The GSIC has outlined four actionable areas: Mobilization of catalytic finance to the Global South, Support for capacity development to enable the absorption of catalytic capital, mainstreaming of decarbonization, and a strengthened response to global health crises. AVPN has been pioneering in this area, already with the launch of several pooled funds which are focused on deploying funding to support organizations to strengthen their core capabilities. So far, we have launched funds that focus on strengthening local health care systems and  leveraging technology to support climate adaptation to name just two. Providing the oxygen for organizations operating at the frontline and addressing some of these critical issues will be a crucial part of the journey to net zero and the broader SDGS goals by 2030.

With the Global South representing over 80 per cent of the world’s population, and the region with the highest expected population growth in the coming decade it is imperative to not only protect our immediate interests but also guard our long-term sustainability needs.
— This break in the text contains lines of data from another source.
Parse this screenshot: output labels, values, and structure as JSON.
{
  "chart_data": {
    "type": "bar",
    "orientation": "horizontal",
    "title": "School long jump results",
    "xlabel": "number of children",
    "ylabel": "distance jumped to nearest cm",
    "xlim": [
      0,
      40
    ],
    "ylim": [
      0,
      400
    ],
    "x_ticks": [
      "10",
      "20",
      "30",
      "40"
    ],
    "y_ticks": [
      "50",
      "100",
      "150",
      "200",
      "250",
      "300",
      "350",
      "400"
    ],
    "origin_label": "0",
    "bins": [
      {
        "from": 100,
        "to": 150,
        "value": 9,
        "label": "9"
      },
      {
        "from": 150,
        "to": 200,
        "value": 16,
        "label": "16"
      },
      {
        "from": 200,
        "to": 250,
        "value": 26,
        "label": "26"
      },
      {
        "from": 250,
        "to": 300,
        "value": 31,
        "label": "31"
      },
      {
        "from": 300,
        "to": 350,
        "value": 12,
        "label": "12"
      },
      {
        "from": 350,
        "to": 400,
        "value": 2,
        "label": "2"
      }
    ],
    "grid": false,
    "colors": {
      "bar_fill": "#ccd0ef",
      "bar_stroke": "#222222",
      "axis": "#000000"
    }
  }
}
For such goals to be achieved, it requires an equal voice as well as advocates in leading institutions and platforms that tend to guide global policies. There is a need for policies that will not only support the Global South but also enable the region to lead global recovery in the post covid era. Currently, there is a global imbalance which could prove detrimental for areas that are bound to be more affected by issues pertaining to climate change. It is estimated that globally, climate change may drive over 350 million people into extreme poverty by 2030.
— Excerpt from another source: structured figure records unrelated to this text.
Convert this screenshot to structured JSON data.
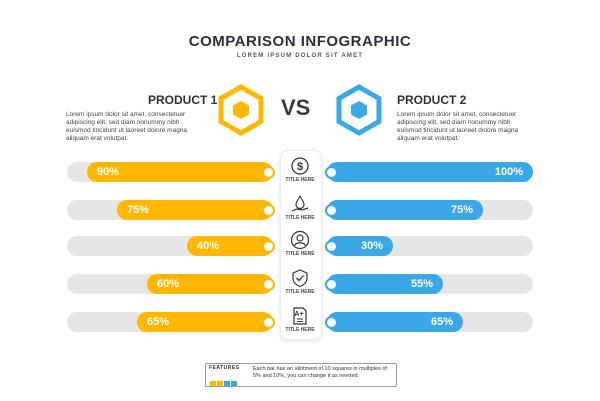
{
  "header": {
    "title": "COMPARISON INFOGRAPHIC",
    "subtitle": "LOREM IPSUM DOLOR SIT AMET"
  },
  "product1": {
    "name": "PRODUCT 1",
    "description": "Lorem ipsum dolor sit amet, consectetuer adipiscing elit, sed diam nonummy nibh euismod tincidunt ut laoreet dolore magna aliquam erat volutpat.",
    "color": "#ffb703"
  },
  "product2": {
    "name": "PRODUCT 2",
    "description": "Lorem ipsum dolor sit amet, consectetuer adipiscing elit, sed diam nonummy nibh euismod tincidunt ut laoreet dolore magna aliquam erat volutpat.",
    "color": "#3aa7e6"
  },
  "vs_label": "VS",
  "rows": [
    {
      "icon": "dollar-icon",
      "label": "TITLE HERE",
      "left_value": 90,
      "left_text": "90%",
      "right_value": 100,
      "right_text": "100%"
    },
    {
      "icon": "hand-drop-icon",
      "label": "TITLE HERE",
      "left_value": 75,
      "left_text": "75%",
      "right_value": 75,
      "right_text": "75%"
    },
    {
      "icon": "user-icon",
      "label": "TITLE HERE",
      "left_value": 40,
      "left_text": "40%",
      "right_value": 30,
      "right_text": "30%"
    },
    {
      "icon": "shield-check-icon",
      "label": "TITLE HERE",
      "left_value": 60,
      "left_text": "60%",
      "right_value": 55,
      "right_text": "55%"
    },
    {
      "icon": "document-grade-icon",
      "label": "TITLE HERE",
      "left_value": 65,
      "left_text": "65%",
      "right_value": 65,
      "right_text": "65%"
    }
  ],
  "legend": {
    "title": "FEATURES",
    "text": "Each bar has an allotment of 10 squares in multiples of 5% and 10%, you can change it as needed."
  }
}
The G20 Summit in Indonesia comes at a critical time and could prove to be a watershed moment for the Global South. Followed by the G20 Presidencies in India, Brazil and then South Africa this could be the turning point needed to prioritize Global South needs and champion the systems change needed to make global financial institutions more equitable and innovative to meet the challenges at hand.  As we emerge from the pandemic, world leaders, financial institutions and the private sector  must come together to build this new inclusive future that positions the emerging economies of the Global South as the flag bearers of this new era of sustainable development.

The author is CEO, Asian Venture Philanthropy Network. Views are personal.